The UK subscription model launching on April 1 is a beginning — proof that governments can restructure the economics of essential medicines. But it is one country, offering up to £20 million per drug per year, in a crisis that demands coordinated global action at ten times that scale.
The science exists. The compounds exist. The clinical data exists. What does not exist — not yet, not at the scale required — is the economic architecture to turn those discoveries into medicines that reach the patients who need them.
We know how to fix this. We have known for a decade. The question is whether we will act before the pipeline empties entirely, or whether we will wait until the next pandemic-scale outbreak forces our hand — and discover that there is nothing left in the arsenal to deploy.

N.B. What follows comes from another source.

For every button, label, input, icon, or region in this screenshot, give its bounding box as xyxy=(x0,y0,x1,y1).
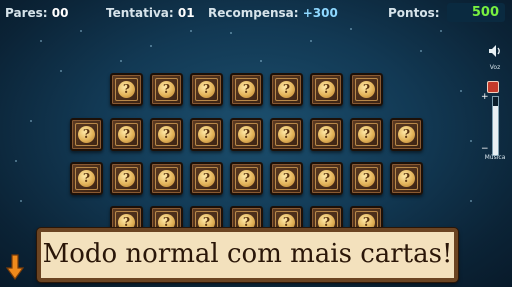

Key Sources: Access to Medicine Foundation AMR Benchmark 2026 (March 10, 2026); WHO Antibacterial Pipeline Report 2025; AMR Action Fund statement (March 2026); PASTEUR Act HR 7352, 119th Congress (February 2026); NHS England Antimicrobial Subscription Model Guidance; Lancet Commission on AMR (2022); EuroNews "Antimicrobial resistance is outpacing the industry's efforts" (March 11, 2026); CIDRAP PASTEUR Act coverage (2026); Nature Communications BX004-A Phase 1b/2a results (July 2025); BARDA/CARB-X/ARPA-H public funding data.